Sunday, November 28, 2010

'Black Swan': Natalie Portman's labor of love, pain

Well, Natalie Portman says it took almost a decade, but she finally got him to direct "Black Swan."

"He talked to me about it nine years ago; I was still in college, and he had just made 'Requiem' and I was obviously very eager to work with him," says the actress. "I kept bugging him about it over the years because there was no follow-up - he kept doing other movies. Finally, a year before we started shooting, he called up with the script (by Mark Heyman, Andres Heinz and John McLaughlin)."

Portman had trained in ballet as a child and kept up somewhat, but knew she was very far from where she'd have to be to sell the character of Nina.

"There was no financing, so I just started training on my own. I'd call him and be like, 'I'm in ballet class, come watch.' I was trying to make sure this was actually going to be his next project," she says with an utterly dazzling smile in a room at the W Hotel in Hollywood. "Then they started getting the money together about six months before, and I was like, 'OK, let's get serious.' We were doing two hours a day; we went to five hours a day - I was doing swimming and toning, and three hours of ballet. And then, about two months out, we started doing eight hours because we added in the choreography.
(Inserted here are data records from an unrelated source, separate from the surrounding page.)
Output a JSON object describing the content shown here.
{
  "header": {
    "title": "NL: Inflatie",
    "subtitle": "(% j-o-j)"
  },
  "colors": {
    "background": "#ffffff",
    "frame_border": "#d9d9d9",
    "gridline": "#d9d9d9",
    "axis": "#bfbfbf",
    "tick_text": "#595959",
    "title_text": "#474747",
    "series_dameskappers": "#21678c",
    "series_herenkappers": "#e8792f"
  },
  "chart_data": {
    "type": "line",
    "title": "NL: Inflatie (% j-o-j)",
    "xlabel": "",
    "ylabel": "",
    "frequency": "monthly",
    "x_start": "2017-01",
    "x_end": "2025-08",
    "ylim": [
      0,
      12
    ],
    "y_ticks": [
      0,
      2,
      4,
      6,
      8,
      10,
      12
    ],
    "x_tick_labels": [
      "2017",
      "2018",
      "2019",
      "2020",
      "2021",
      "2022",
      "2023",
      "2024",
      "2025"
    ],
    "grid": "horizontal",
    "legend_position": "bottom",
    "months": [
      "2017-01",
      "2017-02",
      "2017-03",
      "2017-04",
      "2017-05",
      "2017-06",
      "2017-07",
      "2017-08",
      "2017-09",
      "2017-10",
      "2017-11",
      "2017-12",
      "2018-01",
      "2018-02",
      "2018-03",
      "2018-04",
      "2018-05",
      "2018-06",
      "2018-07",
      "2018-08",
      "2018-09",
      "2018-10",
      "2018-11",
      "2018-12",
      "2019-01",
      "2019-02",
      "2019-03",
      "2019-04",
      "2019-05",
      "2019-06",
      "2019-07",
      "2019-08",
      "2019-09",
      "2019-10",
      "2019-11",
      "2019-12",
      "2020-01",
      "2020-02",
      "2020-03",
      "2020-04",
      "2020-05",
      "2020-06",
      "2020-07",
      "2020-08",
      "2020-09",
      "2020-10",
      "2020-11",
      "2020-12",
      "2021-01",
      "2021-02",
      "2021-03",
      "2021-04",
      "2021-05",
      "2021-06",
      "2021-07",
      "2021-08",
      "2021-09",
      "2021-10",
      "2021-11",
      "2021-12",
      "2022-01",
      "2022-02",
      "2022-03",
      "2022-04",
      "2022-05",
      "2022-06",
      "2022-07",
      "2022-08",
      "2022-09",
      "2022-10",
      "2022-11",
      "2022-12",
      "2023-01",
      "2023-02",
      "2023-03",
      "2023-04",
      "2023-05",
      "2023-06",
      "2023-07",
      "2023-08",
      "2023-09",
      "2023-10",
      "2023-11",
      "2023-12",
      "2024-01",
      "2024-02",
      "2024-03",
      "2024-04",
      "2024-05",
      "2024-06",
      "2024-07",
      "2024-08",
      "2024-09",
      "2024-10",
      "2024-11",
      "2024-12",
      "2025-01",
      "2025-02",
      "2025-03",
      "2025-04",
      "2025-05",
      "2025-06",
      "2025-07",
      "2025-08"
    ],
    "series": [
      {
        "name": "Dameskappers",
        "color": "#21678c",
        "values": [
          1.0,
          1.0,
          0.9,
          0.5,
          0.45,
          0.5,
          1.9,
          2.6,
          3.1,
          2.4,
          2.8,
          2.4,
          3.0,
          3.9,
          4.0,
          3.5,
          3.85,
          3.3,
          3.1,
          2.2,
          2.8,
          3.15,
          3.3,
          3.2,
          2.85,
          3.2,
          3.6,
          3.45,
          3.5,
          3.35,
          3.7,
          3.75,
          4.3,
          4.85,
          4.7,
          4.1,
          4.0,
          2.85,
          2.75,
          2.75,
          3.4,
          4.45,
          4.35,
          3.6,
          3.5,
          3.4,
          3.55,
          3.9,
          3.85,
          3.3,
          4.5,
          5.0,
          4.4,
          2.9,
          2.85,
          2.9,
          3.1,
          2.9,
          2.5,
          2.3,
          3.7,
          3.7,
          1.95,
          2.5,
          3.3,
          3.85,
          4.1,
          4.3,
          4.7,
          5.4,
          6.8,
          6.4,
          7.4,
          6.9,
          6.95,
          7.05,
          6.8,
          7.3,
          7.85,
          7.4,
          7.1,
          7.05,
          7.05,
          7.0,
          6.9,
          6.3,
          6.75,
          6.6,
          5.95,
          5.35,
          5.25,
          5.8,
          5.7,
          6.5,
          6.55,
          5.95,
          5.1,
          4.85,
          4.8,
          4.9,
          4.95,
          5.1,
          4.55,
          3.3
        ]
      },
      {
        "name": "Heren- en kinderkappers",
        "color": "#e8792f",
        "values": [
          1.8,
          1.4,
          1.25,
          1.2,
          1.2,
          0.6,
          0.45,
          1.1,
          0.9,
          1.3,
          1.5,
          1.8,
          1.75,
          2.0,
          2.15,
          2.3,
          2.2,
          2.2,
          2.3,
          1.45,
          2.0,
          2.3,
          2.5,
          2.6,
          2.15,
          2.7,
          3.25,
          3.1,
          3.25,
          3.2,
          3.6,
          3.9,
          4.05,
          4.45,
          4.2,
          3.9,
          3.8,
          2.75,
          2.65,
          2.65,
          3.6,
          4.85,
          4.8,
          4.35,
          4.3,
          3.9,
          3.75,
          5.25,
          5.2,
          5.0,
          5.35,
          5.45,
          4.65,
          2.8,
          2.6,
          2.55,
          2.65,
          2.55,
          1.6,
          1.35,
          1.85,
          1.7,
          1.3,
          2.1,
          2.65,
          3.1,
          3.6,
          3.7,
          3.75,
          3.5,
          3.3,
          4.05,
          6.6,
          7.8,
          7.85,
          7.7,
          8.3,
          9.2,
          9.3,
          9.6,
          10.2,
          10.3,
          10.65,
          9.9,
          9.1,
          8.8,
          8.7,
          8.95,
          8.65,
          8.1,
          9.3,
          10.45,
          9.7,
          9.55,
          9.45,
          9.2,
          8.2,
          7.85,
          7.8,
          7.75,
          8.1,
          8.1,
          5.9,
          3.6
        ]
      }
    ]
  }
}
"And then they lost the money.

"It was so grueling. And it's also the one art form where they starve themselves. So I was not eating very much, I was working out like a crazy person, and it just kept getting pushed and pushed. Which ended up being great because it gave me more time to train."

Aronofsky had reservations despite his leading lady's total commitment. Could the Oscar-nominated actress become an artist in another medium?

"About two months out, I was still concerned," he says in a separate interview. "Then about a month out, it kind of clicked. Suddenly, I started to see Natalie's natural grace coming through the moves. 'Oh, she's going to be able to act while dancing,' which was the next level. I always knew I could find a dancer who was better than Natalie, but I could never find a dancer who could act better than Natalie. So my concern became, 'Will she be able to perform, to emote while dancing?' That, to me, is the major accomplishment of her performance."

Told of those remarks, Portman laughs.

"In my own personal life, I am never, ever a depriving person. I like to eat. I like pleasure. I like a few extra pounds on my frame. I'm not that person. So I saved it to the very end: 'When they have their money together, then I'll start the diet!' So that's the thing, when he saw me start looking like a ballerina. I started getting really sinewy. Also, that's when we were really perfecting the choreography because we had worked on it for a couple of months, so toward the end of that, it all started coming together."

Aronofsky says there were easily more injuries among the dancers in "Black Swan" than among the bruisers who populated his previous film, "The Wrestler." He mentions lost toenails and - for his lead actress - a dislocated rib.

Portman winces only slightly now at the thought: "When I got lifted, it went out of place. It sort of goes under another rib. So that was real, (the scene in which a physical therapist) was doing real work on me. Darren was like, 'Film it! Film it! Stay in character, talk in your character's voice!' "

That voice, halting, girly, fragile, was part of Portman's subtler transformation, the finely tuned work she did to create a character simultaneously real and symbolic.